Manipulation to prediction: integrating flood experiments and AI to understand coastal forest mortality

Rising sea levels and intensifying storms are driving increased flooding and salinization of coastal forests, yet the mechanistic pathways linking belowground disturbances to forest mortality remain poorly constrained. We designed an ecosystem-scale flood manipulation experiment in a coastal forest to disentangle the roles of inundation and salinity in initiating the hypothesized “tree mortality spiral”. Our experimental plots are outfitted with an extensive array of sensors to complement high resolution sampling campaigns, allowing us to observe immediate and lagged responses to flooding. Experimental flooding drove rapid, consistent shifts in soil biogeochemistry indicative of oxygen stress and altered carbon cycling, followed by a lagged response in aboveground vegetation. The temporal disconnect between belowground process thresholds and observable forest impacts demonstrates how manipulative experiments can benchmark the early stages of transitions in the coastal Critical Zone. 

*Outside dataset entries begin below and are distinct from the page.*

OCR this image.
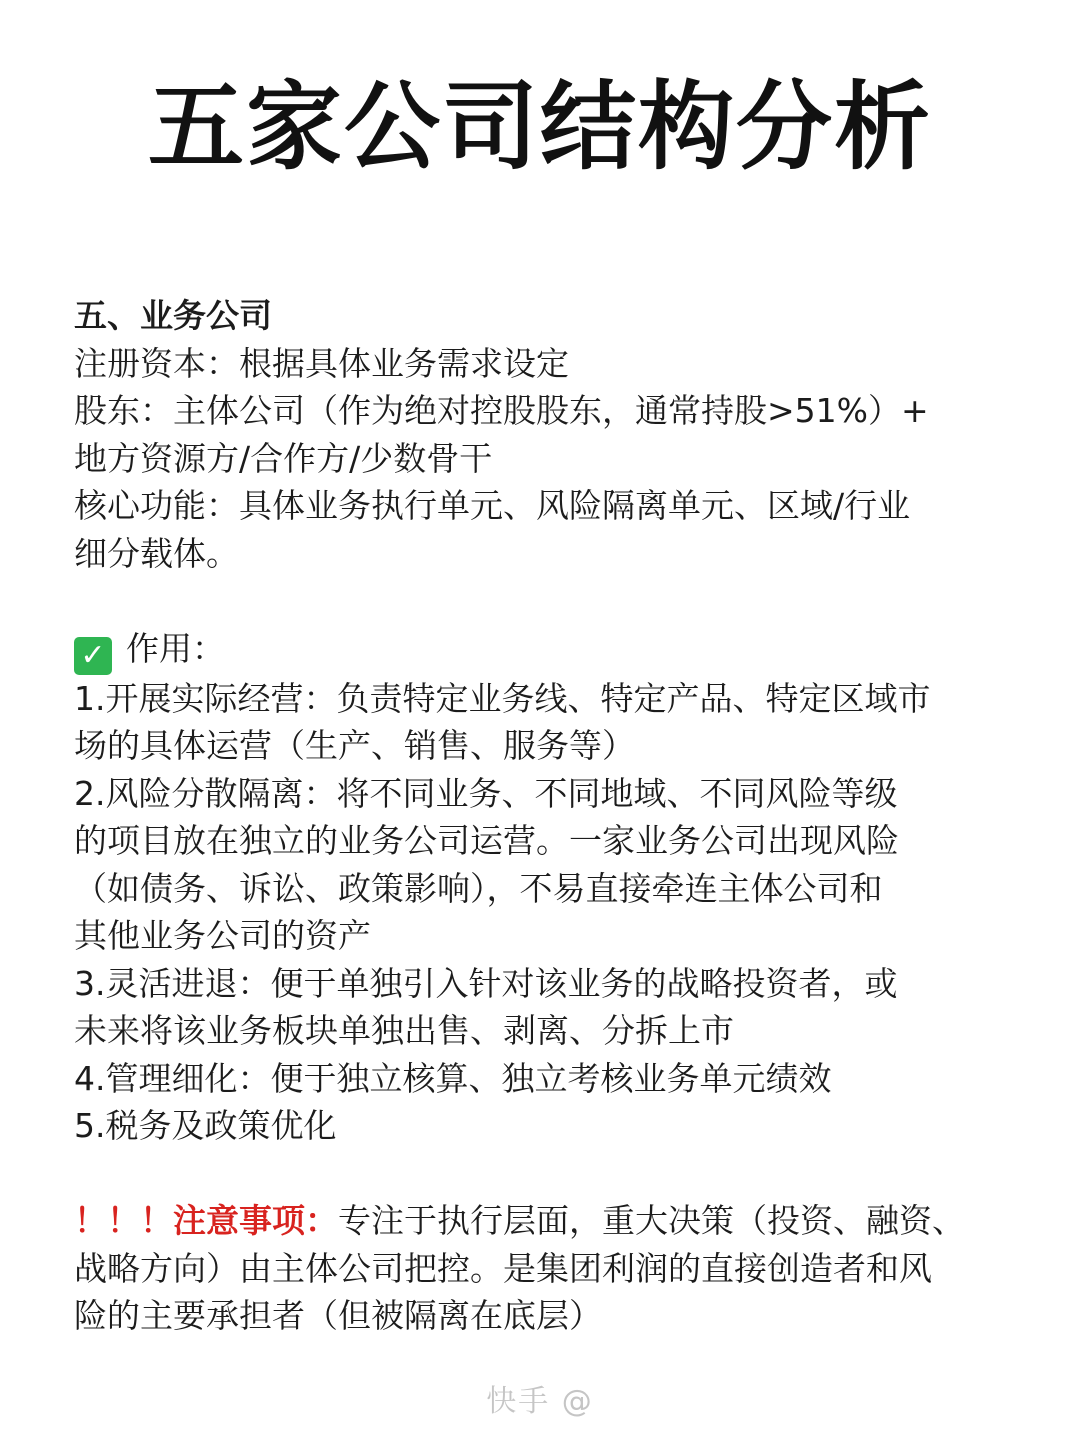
五家公司结构分析
五、业务公司
注册资本：根据具体业务需求设定
股东：主体公司（作为绝对控股股东，通常持股>51%）+
地方资源方/合作方/少数骨干
核心功能：具体业务执行单元、风险隔离单元、区域/行业
细分载体。
✓ 作用：
1.开展实际经营：负责特定业务线、特定产品、特定区域市
场的具体运营（生产、销售、服务等）
2.风险分散隔离：将不同业务、不同地域、不同风险等级
的项目放在独立的业务公司运营。一家业务公司出现风险
（如债务、诉讼、政策影响），不易直接牵连主体公司和
其他业务公司的资产
3.灵活进退：便于单独引入针对该业务的战略投资者，或
未来将该业务板块单独出售、剥离、分拆上市
4.管理细化：便于独立核算、独立考核业务单元绩效
5.税务及政策优化
！！！注意事项：专注于执行层面，重大决策（投资、融资、
战略方向）由主体公司把控。是集团利润的直接创造者和风
险的主要承担者（但被隔离在底层）
快手 @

Building on our field-based findings and substantial AI-ready datasets produced over multiple years of flooding experiments, we are developing a coupled modeling framework that leverages both AI-based and process-based models to predict forest responses under future flooding regimes. Through this integrated approach, we aim to understand how disturbance intensity, duration, and legacy effects propagate across time and space to control coastal forest resilience. The combination of controlled large-scale ecosystem manipulation and data-driven predictive modeling provides a framework for bridging disciplines and scales—linking soil biogeochemistry, ecohydrology, and vegetation dynamics—to improve projections of coastal forest mortality and its consequences for coastal Critical Zone carbon cycling.